Justice may be blind but it's got ears.
Today's big legal story is a group of Appeals Court judges who are ticked off at President Obama for his remarks Monday about the possibility the Supreme Court will strike down his health care law.
Yesterday, an appeals court hearing a health care coverage case, proved that while the branches of government are separate, one can still hit the other in a food fight.
As Lyle Denniston at SCOTUSblog tells it:
At Tuesday's hearing, Judge Smith, according to CBS News, said the President's suggestion that it would be unprecedented for "unelected judges" to strike down a federal law that had won passage in Congress was "not a small matter." He told government lawyer Dana Lydia Kaersvang: "I would like to have from you by noon on Thursday...a letter stating what is the position of the Attorney General and the Department of Justice in regard to the recent statements by the president. What is the authority of the federal courts in this regard in terms of judicial review?"

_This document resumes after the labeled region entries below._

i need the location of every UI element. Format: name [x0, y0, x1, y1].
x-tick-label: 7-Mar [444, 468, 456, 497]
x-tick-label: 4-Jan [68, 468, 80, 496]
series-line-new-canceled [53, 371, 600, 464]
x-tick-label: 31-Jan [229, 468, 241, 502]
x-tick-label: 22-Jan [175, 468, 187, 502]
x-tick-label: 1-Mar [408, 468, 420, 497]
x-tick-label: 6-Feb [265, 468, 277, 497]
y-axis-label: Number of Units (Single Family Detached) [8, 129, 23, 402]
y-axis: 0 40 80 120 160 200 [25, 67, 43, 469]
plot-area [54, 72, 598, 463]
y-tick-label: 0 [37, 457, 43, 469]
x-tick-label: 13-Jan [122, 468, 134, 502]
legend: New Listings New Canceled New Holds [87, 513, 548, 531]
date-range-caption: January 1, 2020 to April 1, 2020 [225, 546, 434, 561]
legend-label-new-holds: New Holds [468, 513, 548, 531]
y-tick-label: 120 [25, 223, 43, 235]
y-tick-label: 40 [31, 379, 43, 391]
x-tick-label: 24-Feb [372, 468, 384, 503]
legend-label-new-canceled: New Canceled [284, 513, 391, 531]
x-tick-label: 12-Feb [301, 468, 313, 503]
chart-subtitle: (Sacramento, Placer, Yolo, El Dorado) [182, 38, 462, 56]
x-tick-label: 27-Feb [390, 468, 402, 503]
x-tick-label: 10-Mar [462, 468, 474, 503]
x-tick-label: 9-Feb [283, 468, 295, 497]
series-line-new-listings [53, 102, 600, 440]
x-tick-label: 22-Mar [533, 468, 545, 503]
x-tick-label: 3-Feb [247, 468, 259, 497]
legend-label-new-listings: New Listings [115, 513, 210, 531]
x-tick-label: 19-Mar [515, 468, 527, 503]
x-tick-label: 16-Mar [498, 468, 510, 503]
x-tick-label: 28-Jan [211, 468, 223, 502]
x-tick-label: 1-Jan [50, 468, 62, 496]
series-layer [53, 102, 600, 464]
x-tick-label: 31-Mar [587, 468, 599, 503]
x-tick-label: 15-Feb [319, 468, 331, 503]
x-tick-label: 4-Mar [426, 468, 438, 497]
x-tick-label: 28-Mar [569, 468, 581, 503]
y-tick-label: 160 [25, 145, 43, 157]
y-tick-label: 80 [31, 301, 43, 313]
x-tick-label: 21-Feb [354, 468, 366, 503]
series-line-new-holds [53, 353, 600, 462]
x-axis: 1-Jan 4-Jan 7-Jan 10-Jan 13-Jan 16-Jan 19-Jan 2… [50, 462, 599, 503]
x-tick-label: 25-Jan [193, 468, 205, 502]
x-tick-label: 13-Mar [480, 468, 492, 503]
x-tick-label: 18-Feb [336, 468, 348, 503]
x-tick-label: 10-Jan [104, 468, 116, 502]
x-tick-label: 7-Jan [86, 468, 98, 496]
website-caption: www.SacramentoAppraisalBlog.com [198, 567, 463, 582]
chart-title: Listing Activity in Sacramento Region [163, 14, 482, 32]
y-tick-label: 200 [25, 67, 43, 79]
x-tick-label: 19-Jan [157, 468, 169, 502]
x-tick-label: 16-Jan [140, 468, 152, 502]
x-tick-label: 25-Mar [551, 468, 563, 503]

Today, the Justice Department lawyer is trying to figure out how to write a letter that, basically, says "my boss doesn't know what he's talking about."
Above The Law calls it a "benchslap."
Where do I come down on this? I confess that I'm of two minds. On the one hand, in support of the benchslap, I did get a chuckle out of this (somewhat bizarre) homework assignment. On a more serious note, to the extent that some members of the public might have been misled by President Obama's statements, there was nothing wrong with Judge Smith availing himself of this "teachable moment," to remind the public that federal judges not only have the right, but the duty, to strike down laws that are inconsistent with the Constitution.
On the other hand, President Obama's original remarks amounted to silly political posturing, and perhaps they should have been ignored. It's not shocking that the president made such comments in the first place; the executive is, after all, an icky political branch, and we are in the middle of an election year. But isn't it beneath the dignity of life-tenured Article III deities to dirty their gavel-wielding hands with such ridiculousness? Should Judge Smith have simply ignored the president's ill-considered comments?
Shouldn't a "law professor" know about the 200+ yeasr of judicial review?
The Founders were counting on each branch of government to jealously guard their powers, and I guess this incident goes to show that they still do.
Maybe the judge should type a letter, single spaced and no less than 3 pages, about how judges look at what is said at press conferences by politicians and how those remarks impact judicial rulings. What new sources do you rely on? How sensitive are judges about criticisms or legal analysis or responses to rulings? Which one of your feelings was hurt by this?
Actually, Judge Smith feeds a stereotype of prickly judges ruling from emotion rather than the facts at hand, that they are indeed willing participants in the media driven political polarized cocoon. Not a great day for judicial temperament.
Imagine my shock when I found that Judge Smith was from Texas.
Judges are in essence lawyers in gowns, only they're more arrogant.
Jim Shapiro said: "Judges are in essence lawyers in gowns, only they're more arrogant."
Does that include when they make decisions with which you agree?
Drae - Heavens no. Then they're deep-thinking, stately jurists. :-)
Jim - naturally.
I expect posturing from politicians, not from judges. Being ticked off by the President's statements is not a justification to hijack courtroom proceedings. This judge took his attention away from the case he was presiding over.
Yes, President Obama was wrong. The court has the right and responsibility to overturn laws and rulings that are unconstitutional. However, this judge is not on the Supreme Court. He should not be ruling on or arguing their cases or sparring with the President. He should focus on his own court room.